Friday, 15 March 2019
By Jake Nelson

Open house: AIP guests and Orora staff at the Botany paper mill.

Fibre packaging giant Orora has hosted a visit by Australian Institute of Packaging (AIP) members to its recycling plant in Botany NSW to show off its massive B9 paper line.

Switched on in 2012, B9 processes around 450,000 tonnes of used cardboard into 400,000 tonnes of recycled paper every year, which is then used by Orora fibre packaging plants to produce cardboard boxes.

Cathy Parra, customer support manager at Orora, told guests that the setup is one of the largest and most sophisticated paper production lines in Australasia.

“You will only find something similar in Europe. There’s really nothing comparable in this country or even this region,” she said.

Orora’s massive B9 paper recycling line at Botany NSW.

Visitors were taken along the entire length of the 330-metre line, from pulp screening to forming, drying and winding, as well as quality control. According to Jacob Chretien, general manager technical at Orora, the visit gave the manufacturer an opportunity to better connect with its customers.

“It’s not something we usually let people come through – it’s pretty restricted, just from an IP and safety standpoint. This was an opportunity to give people an appreciation for this aspect of packaging: how it’s made, where it comes from.

“We wanted to show people what we do and how we do it,” he said, adding that it also highlighted Orora’s closed-loop sustainability credentials.

“It’s not a catch-cry. It’s integral to our business. We recycle, we make paper, we make boxes, we recycle – that’s our business model,” he said.

Joanne Cockerill, NSW central regional director at AIP, expressed her appreciation for the rare look inside Orora’s processes, saying the visit was well-received by members.

“It was a big eye-opener on how massive the plant is.

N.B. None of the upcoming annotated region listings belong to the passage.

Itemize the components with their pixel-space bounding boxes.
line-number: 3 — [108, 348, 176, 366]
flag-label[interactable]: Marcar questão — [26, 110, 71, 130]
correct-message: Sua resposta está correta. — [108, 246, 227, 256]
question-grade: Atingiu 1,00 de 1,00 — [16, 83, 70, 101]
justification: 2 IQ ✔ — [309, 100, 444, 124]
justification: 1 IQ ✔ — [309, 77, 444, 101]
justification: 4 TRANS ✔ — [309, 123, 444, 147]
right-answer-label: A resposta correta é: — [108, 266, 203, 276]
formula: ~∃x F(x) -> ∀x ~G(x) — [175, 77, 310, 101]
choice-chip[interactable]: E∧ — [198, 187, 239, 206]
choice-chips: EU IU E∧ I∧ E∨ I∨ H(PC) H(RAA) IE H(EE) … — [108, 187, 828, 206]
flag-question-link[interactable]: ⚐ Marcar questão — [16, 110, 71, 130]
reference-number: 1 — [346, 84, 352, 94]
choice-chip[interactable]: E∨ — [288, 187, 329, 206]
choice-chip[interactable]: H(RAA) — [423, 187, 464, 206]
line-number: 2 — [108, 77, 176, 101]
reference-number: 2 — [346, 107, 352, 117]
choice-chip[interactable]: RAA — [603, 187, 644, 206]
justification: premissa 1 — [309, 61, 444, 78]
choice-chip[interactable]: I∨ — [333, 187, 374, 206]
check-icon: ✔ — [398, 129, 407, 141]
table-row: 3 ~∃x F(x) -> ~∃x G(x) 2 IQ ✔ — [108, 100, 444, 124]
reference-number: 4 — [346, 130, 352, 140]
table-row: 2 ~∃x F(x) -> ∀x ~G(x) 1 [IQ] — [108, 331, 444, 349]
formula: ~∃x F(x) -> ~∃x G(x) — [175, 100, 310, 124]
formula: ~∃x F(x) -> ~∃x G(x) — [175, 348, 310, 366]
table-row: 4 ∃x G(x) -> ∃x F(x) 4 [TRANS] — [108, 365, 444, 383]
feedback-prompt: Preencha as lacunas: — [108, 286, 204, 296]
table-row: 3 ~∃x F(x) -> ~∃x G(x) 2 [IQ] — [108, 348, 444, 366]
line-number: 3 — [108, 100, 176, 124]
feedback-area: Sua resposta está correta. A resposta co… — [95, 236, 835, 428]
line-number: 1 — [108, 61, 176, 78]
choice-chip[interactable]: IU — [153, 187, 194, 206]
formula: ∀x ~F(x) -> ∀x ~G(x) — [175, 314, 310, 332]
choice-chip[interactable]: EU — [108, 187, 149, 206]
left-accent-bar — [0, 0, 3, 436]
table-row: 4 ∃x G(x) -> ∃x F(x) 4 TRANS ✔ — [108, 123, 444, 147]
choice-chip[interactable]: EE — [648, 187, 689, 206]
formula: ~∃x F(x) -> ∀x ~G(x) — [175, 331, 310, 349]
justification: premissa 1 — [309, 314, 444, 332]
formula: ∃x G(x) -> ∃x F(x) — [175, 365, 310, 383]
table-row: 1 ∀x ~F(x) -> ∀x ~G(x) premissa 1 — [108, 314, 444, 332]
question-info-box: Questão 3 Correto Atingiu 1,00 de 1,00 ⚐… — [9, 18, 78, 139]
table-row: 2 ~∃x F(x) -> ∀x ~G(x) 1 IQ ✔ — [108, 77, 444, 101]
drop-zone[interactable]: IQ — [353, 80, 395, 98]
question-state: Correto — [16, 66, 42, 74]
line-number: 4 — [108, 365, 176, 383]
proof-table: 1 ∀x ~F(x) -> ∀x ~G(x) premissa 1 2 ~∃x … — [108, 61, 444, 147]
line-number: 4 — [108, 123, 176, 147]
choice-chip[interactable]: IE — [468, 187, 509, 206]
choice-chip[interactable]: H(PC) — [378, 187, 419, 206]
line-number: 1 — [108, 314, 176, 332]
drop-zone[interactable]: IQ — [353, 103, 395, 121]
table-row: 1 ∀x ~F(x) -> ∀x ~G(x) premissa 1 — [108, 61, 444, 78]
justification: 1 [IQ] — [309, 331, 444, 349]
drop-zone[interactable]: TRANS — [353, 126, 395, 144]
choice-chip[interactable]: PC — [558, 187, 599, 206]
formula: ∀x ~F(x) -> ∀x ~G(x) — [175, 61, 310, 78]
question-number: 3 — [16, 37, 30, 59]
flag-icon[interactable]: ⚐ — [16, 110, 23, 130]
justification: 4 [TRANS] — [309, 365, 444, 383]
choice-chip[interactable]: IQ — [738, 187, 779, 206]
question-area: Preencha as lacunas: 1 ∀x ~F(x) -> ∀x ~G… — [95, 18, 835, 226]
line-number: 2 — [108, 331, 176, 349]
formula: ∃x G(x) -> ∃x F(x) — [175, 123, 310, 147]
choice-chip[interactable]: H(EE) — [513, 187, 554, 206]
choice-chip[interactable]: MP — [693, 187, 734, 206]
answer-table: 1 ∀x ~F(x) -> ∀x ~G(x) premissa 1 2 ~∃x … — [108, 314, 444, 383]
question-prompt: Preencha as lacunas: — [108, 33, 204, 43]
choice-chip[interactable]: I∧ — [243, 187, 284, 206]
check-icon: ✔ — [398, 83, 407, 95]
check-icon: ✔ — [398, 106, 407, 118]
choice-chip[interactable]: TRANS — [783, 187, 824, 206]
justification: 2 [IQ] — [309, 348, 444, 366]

Biggest machines I’ve ever seen,” she said. “Orora being one of the largest producers of recycled paper means it affects so many suppliers and packagers. Most of us come into contact with them, and we were fulfilling what our members wanted to see.

“It was a great tour – thank you, Orora,” she said.

2 Responses to “Orora opens doors to AIP at Botany mill”

  1. March 16, 2019 at 9:47 pm,

    Gerd KING
    said:

    I read this article with interest, but can somebody please enlighten me as to what a B9 size might be in this context. I know the B category of international paper sizes where B0 is the biggest and when that get down via B3 and B4 etc to B9 it would be about 2mm wide. Clearly, that’s not it. So what is a B9?

  2. March 19, 2019 at 4:41 pm,

    Jake Nelson
    said:

    Hi Gerd, thanks for the comment. B9 doesn’t refer to paper size at all: it was the ninth line at the Botany plant, so Botany 9 – B9. There were B1 through B8 as well once upon a time, but those are all gone.